Dass es nicht gänzlich reicht um zu diesem sowie dem grandiosen Debüt Fur and Gold aufzuschließen – beziehungsweise sich vollends von The Bride und dem enttäuschenden The Haunted Man abzusetzen – liegt dann zum einen daran, dass Lost Girls in seiner zweiten Hälfte nicht das Niveau der bärenstarken ersten halten kann, nach dem eingangs erwähnten Quasi-Interlude Vampires weniger zwingend im Songwriting agiert. Schon das hibbelige, die Gitarren an Let’s Dance anlehnende Feel For You ist eher pure Ästhetik, hinter der eine zu simple Idee zu oft wiederholt wird. Der kleine Ohrwurm So Good nutzt sich mit seiner lyrischen Plattitüde ein bisschen schneller ab, als der Rest der Platte und Safe Tonight kommt einfach nicht zum Punkt, bevor Peach Sky seine feine Hook gezielt flüchtig in einen wenig nachhaltigen Nebel schleust.
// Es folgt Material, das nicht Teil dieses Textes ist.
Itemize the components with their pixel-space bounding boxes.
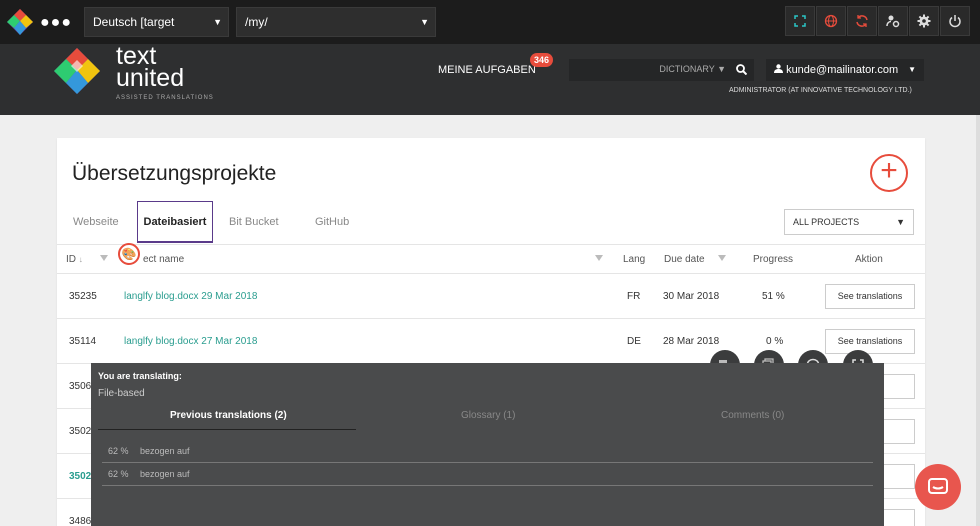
power-icon (949, 15, 961, 28)
brand-name: text united (116, 44, 185, 92)
add-project-button[interactable]: + (870, 154, 908, 192)
col-lang[interactable]: Lang (623, 254, 645, 265)
row-lang: DE (627, 336, 641, 347)
dictionary-dropdown[interactable]: DICTIONARY ▼ (659, 64, 726, 74)
fullscreen-icon (794, 15, 806, 27)
sync-icon (856, 15, 868, 27)
chat-launcher-button[interactable] (915, 464, 961, 510)
user-settings-icon (886, 15, 900, 28)
match-text: bezogen auf (140, 469, 190, 479)
tasks-count-badge: 346 (530, 53, 554, 67)
filter-icon[interactable] (718, 255, 726, 261)
top-toolbar: ●●● Deutsch [target language] ▼ /my/ ▼ (0, 0, 980, 57)
col-id-label: ID (66, 254, 76, 265)
sort-down-icon: ↓ (78, 255, 83, 264)
see-translations-button[interactable]: See translations (825, 329, 915, 354)
row-id: 3486 (69, 516, 92, 526)
row-id: 35235 (69, 291, 97, 302)
filter-icon[interactable] (595, 255, 603, 261)
user-menu[interactable]: kunde@mailinator.com ▼ (766, 59, 924, 81)
tab-previous-translations[interactable]: Previous translations (2) (170, 410, 287, 421)
col-due-date[interactable]: Due date (664, 254, 705, 265)
brand-logo-icon[interactable] (52, 46, 102, 96)
palette-icon[interactable]: 🎨 (118, 243, 140, 265)
row-due-date: 28 Mar 2018 (663, 336, 720, 347)
panel-label: You are translating: (98, 371, 182, 381)
user-email: kunde@mailinator.com (786, 64, 899, 76)
row-id: 3506 (69, 381, 92, 392)
path-select-value: /my/ (245, 15, 268, 29)
user-icon (774, 64, 783, 73)
row-id: 3502 (69, 426, 92, 437)
my-tasks-link[interactable]: MEINE AUFGABEN (438, 64, 536, 76)
project-filter-select[interactable]: ALL PROJECTS ▼ (784, 209, 914, 235)
row-due-date: 30 Mar 2018 (663, 291, 720, 302)
language-button[interactable] (816, 6, 846, 36)
brand-subtitle: ASSISTED TRANSLATIONS (116, 95, 214, 101)
col-action: Aktion (855, 254, 883, 265)
filter-icon[interactable] (100, 255, 108, 261)
tab-website[interactable]: Webseite (73, 216, 119, 228)
page-title: Übersetzungsprojekte (72, 162, 277, 185)
path-select[interactable]: /my/ ▼ (236, 7, 436, 37)
row-id: 3502 (69, 471, 92, 482)
match-percent: 62 % (108, 469, 129, 479)
fullscreen-button[interactable] (785, 6, 815, 36)
more-dots-icon[interactable]: ●●● (40, 14, 72, 32)
match-text: bezogen auf (140, 446, 190, 456)
text-united-logo-icon[interactable] (6, 8, 34, 36)
chevron-down-icon: ▼ (908, 65, 916, 74)
chevron-down-icon: ▼ (213, 17, 222, 27)
panel-subtitle: File-based (98, 388, 145, 399)
col-id[interactable]: ID ↓ (66, 254, 83, 265)
table-row: 35235 langlfy blog.docx 29 Mar 2018 FR 3… (57, 274, 925, 319)
tab-file-based[interactable]: Dateibasiert (137, 201, 213, 243)
settings-button[interactable] (909, 6, 939, 36)
row-project-link[interactable]: langlfy blog.docx 29 Mar 2018 (124, 291, 257, 302)
power-button[interactable] (940, 6, 970, 36)
brand-line2: united (116, 64, 185, 92)
tab-comments[interactable]: Comments (0) (721, 410, 784, 421)
language-select[interactable]: Deutsch [target language] ▼ (84, 7, 229, 57)
previous-translation-item[interactable]: 62 % bezogen auf (102, 440, 873, 463)
match-percent: 62 % (108, 446, 129, 456)
row-project-link[interactable]: langlfy blog.docx 27 Mar 2018 (124, 336, 257, 347)
table-row: 35114 langlfy blog.docx 27 Mar 2018 DE 2… (57, 319, 925, 364)
project-filter-value: ALL PROJECTS (793, 217, 860, 227)
chevron-down-icon: ▼ (420, 17, 429, 27)
tab-glossary[interactable]: Glossary (1) (461, 410, 515, 421)
col-progress[interactable]: Progress (753, 254, 793, 265)
row-progress: 51 % (762, 291, 785, 302)
see-translations-button[interactable]: See translations (825, 284, 915, 309)
search-icon[interactable] (736, 64, 747, 75)
tab-github[interactable]: GitHub (315, 216, 349, 228)
page-scrollbar[interactable] (976, 115, 980, 526)
sync-button[interactable] (847, 6, 877, 36)
col-project-name[interactable]: ect name (143, 254, 184, 265)
gear-icon (917, 14, 931, 28)
previous-translation-item[interactable]: 62 % bezogen auf (102, 463, 873, 486)
user-role: ADMINISTRATOR (AT INNOVATIVE TECHNOLOGY … (729, 87, 912, 94)
chat-icon (928, 478, 948, 494)
globe-icon (824, 14, 838, 28)
chevron-down-icon: ▼ (896, 217, 905, 227)
translation-panel: You are translating: File-based Previous… (91, 363, 884, 526)
active-tab-indicator (98, 429, 356, 430)
dictionary-label: DICTIONARY (659, 64, 715, 74)
row-id: 35114 (69, 336, 97, 347)
user-settings-button[interactable] (878, 6, 908, 36)
app-header: text united ASSISTED TRANSLATIONS MEINE … (0, 44, 980, 115)
table-header: ID ↓ 🎨 ect name Lang Due date Progress A… (57, 243, 925, 274)
row-progress: 0 % (766, 336, 784, 347)
tab-bitbucket[interactable]: Bit Bucket (229, 216, 279, 228)
row-lang: FR (627, 291, 641, 302)
dictionary-search[interactable]: DICTIONARY ▼ (569, 59, 754, 81)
Allesamt keine Ausfälle, nicht ansatzweise – zumal der subtile Abfall in der Leistungskurve einerseits ohnedies durch den episch getragenen Closer Mountains aufgefangen wird; und Khan andererseits wie schon im Fall von The Bride trotz wundervoller Singles ohnedies wieder kein explizit aus der Masse herausragender Übersong a la Daniel oder Laura gelingen wollte, weswegen auch diesmal eher das große Ganze im Vordergrund steht.
Über Schönheiten wie das prunkvoll gestikulierende Desert Man oder Jasmine, diese rezitierende Erzählung mit griffigen Chorus in der Nähe von Gunship (die auch dafür sorgt, dass Songs mit Namen als Titel Aushängeschilder für Bat For Lashes bleiben), fällt dies allerdings keineswegs negativ ins Gewicht – wo Lost Girls ohnedies eine erstaunlich positive Platte geworden ist.
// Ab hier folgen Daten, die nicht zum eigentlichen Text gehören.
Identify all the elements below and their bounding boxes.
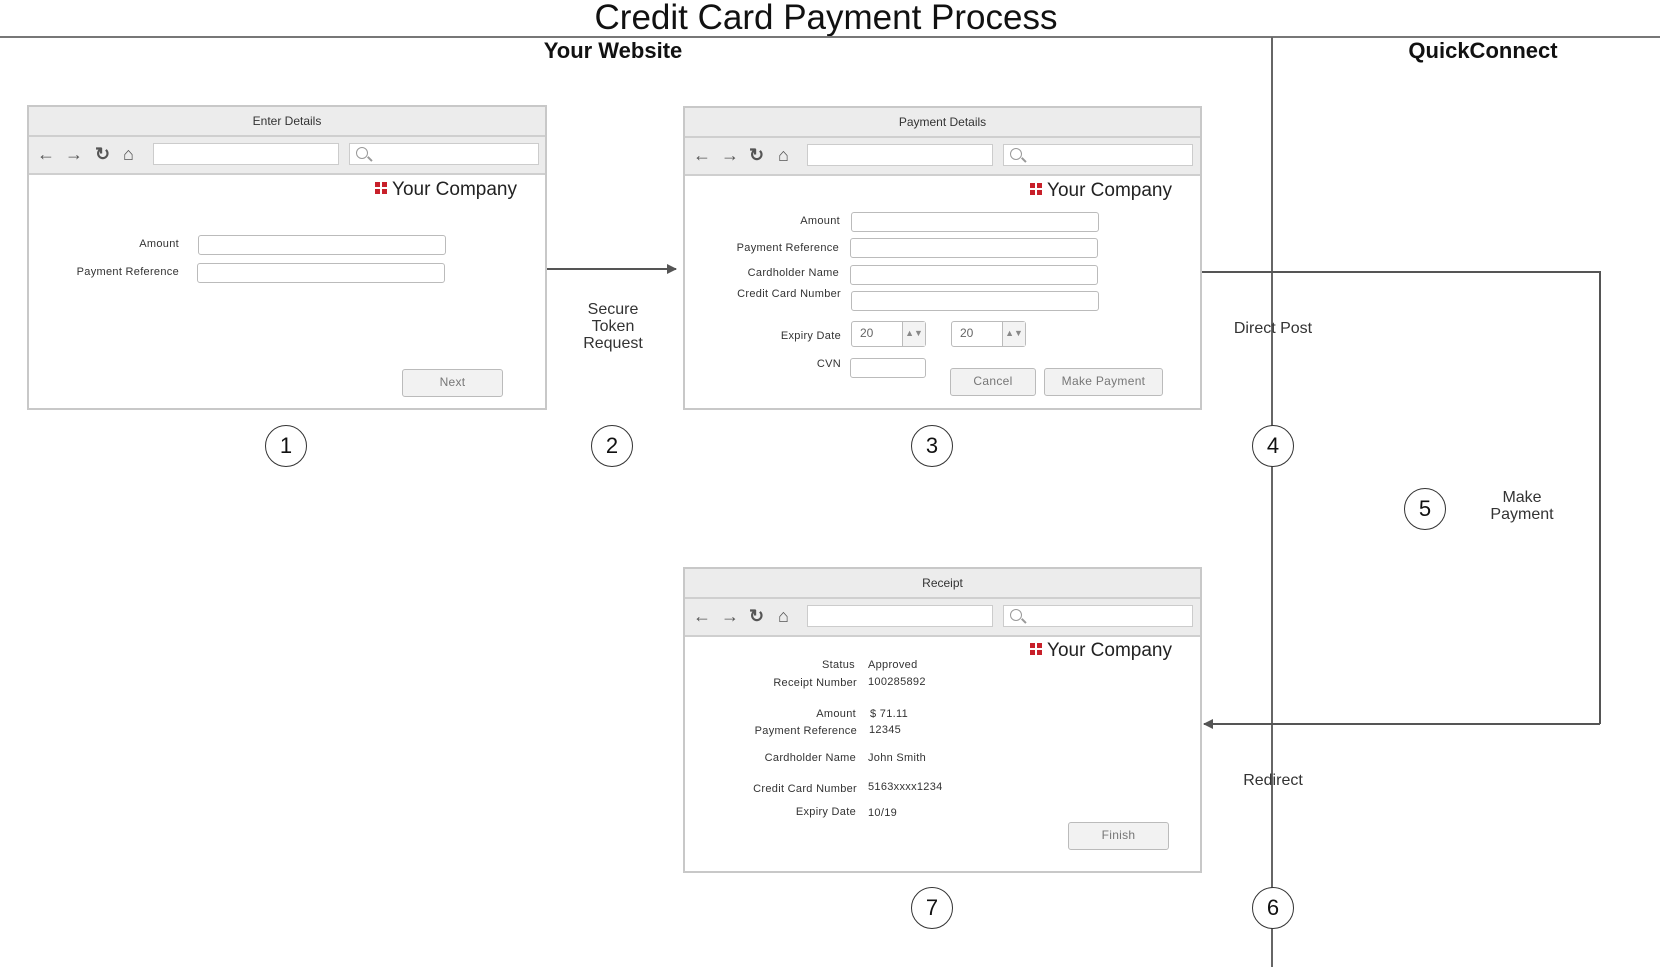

Khan wollte Songs, die „fun, full of romance and more commercial“ sind und liefert diese auch. Alle Nummern ziehen erfolgreich schnell ins Ohr, breiten sich dort mit einer eleganten Schwere aus, die heller, bunter und optimistischer als die mystischere Frühphase der Natasha Khan funkeln. Bat For Lashes gelingt mit diesem bunten Memory Lane-Trip in eine alternative Realität der Vergangenheit deswegen zwar kein neuerliches Gesamtkunstwerk, Khan ringt ihrem Projekt aber so lebendige und erfrischende Facetten wie seit einem Jahrzehnt nicht ab.